Put It In Writing

Put it in writing

Sooner or later, all Government Contractors will be faced with a situation like one of these:

  • Your government client wants you to do something you consider out of scope
  • You’re under contract and come across a circumstance you didn’t anticipate and need to deviate from the scope of work
  • Your bid / proposal made assumptions that you later determined to be incorrect and you find out after award

Regardless of how major or minor the implications of these situations might seem, there is one cardinal rule to follow – put your concerns in writing as soon as possible and engage the Contracting Officer (KO).
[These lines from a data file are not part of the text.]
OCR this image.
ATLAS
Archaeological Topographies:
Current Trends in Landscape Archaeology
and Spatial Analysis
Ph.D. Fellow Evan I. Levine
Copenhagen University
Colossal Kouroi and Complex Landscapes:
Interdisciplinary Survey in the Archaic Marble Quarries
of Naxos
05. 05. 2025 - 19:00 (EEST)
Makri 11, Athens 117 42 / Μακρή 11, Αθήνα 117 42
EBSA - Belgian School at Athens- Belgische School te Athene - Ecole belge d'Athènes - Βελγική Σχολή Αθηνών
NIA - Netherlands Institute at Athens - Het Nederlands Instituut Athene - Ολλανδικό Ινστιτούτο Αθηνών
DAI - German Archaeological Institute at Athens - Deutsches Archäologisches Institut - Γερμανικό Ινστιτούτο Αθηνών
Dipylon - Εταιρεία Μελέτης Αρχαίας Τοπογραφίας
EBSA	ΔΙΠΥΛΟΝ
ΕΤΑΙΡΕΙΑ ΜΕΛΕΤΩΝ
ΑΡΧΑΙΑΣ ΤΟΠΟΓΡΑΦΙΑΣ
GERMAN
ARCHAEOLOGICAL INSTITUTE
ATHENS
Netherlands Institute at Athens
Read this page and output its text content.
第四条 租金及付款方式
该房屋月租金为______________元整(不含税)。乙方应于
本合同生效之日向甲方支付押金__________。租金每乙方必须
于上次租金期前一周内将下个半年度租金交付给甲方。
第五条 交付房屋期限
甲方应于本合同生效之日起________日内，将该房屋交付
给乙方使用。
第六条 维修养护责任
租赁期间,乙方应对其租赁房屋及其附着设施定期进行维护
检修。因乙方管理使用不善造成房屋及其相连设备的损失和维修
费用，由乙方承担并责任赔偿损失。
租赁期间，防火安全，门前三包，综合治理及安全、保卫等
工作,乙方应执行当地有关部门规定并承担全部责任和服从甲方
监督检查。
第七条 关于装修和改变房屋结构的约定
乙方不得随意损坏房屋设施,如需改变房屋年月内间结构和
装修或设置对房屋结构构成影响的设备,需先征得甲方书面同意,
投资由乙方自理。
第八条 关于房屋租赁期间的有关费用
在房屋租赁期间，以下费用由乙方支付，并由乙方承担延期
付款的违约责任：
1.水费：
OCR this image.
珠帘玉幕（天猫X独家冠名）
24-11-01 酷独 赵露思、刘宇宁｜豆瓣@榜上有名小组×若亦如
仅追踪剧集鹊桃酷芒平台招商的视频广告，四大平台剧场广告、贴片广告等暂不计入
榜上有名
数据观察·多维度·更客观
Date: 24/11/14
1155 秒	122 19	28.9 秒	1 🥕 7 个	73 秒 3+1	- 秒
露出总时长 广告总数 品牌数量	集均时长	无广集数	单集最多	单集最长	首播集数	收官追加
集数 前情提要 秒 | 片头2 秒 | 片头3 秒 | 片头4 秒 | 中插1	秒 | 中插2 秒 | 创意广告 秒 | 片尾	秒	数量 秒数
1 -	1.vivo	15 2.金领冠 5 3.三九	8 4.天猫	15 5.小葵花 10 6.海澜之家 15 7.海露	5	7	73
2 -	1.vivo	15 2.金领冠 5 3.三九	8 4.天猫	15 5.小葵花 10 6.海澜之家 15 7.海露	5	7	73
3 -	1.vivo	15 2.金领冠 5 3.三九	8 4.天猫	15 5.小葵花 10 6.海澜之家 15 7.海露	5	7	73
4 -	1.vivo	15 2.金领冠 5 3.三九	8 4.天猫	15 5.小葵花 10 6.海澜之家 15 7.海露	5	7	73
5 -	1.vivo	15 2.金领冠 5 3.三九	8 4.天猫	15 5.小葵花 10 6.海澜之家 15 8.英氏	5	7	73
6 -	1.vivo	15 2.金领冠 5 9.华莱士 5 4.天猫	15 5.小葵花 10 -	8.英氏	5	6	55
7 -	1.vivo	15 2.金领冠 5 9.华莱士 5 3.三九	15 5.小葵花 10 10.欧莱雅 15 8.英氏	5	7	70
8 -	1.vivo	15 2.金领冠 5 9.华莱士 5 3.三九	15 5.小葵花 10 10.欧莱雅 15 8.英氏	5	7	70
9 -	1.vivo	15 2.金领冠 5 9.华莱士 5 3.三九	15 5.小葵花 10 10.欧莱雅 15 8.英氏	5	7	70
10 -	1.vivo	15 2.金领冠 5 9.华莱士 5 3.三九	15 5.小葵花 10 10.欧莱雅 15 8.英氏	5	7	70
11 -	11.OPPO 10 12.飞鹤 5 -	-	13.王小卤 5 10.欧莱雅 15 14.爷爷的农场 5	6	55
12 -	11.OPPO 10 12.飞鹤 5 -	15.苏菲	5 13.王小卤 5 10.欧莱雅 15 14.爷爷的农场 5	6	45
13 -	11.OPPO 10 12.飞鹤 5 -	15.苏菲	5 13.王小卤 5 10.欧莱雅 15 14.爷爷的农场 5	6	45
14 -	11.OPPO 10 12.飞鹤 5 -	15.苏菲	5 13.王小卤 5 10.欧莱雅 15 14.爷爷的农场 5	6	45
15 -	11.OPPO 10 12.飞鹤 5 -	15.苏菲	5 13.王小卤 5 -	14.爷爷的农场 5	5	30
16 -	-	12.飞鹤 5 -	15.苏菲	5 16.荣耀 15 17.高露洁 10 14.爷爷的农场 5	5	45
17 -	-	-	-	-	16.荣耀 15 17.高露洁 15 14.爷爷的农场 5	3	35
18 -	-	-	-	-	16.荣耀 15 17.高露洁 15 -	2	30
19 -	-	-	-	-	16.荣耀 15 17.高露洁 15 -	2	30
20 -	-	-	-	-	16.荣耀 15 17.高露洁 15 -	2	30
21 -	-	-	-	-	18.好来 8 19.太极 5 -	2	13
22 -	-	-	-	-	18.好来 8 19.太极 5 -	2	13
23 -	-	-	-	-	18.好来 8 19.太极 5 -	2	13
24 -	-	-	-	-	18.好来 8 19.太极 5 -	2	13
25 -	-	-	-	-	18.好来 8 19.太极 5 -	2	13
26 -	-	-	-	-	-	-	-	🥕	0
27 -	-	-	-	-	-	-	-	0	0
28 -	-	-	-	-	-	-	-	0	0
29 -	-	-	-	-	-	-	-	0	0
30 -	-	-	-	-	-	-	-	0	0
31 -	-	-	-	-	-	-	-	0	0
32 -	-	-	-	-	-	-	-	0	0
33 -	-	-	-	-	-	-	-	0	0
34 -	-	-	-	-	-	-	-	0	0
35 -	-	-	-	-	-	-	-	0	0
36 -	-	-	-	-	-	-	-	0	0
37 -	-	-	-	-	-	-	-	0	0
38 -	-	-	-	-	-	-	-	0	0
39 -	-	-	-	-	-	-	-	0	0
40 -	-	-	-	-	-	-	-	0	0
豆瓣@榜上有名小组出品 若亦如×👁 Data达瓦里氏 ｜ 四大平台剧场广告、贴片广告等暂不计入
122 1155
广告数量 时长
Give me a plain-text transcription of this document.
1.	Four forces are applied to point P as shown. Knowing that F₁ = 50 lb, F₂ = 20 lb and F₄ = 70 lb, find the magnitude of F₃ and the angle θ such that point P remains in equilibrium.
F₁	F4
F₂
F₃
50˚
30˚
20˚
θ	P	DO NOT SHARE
Typical Contractor-Government relationships work best with daily, even hourly, interaction on an informal basis. This informal interaction is generally acceptable and provides critically needed communication to keep programs moving and business relationships working smoothly. Phone calls, e-mails, meetings, talks “while going down the hall” or, “out in the plant” between key personnel become commonplace. This informality, while important, is a dual-edged sword. Occasionally it can expand beyond what’s in everyone’s best interests either because the players may conclude the relationship has become so cordial, cooperative, even friendly, that there is little need to document actions extensively.

Watch out.

Not properly documenting changes can get everyone burned – but most especially the Contractor.

When a supposed “in-scope” work requirement really is not, it may eventually become a conflict if costs escalate, schedule slips, or performance is affected.

And once an issue becomes a conflict, it is too late to start documenting ‘who said what to whom’, way back when.

The realization that documentation is required to resolve a contract scope issue usually occurs too late – just as it escalates into a conflict.

Conflict can destroy a previously wonderful relationship – and ultimately end up in court. The time and effort spent on such issues “after the fact” erodes trust and draws critical energy away from the key objective: providing outstanding contract performance.

The bottom line: When in doubt, “put it in writing”. If the other party objects and gives you the impression you will be seen negatively, that is even stronger justification to do so.

A final recommendation: Train your workforce on this, repeatedly.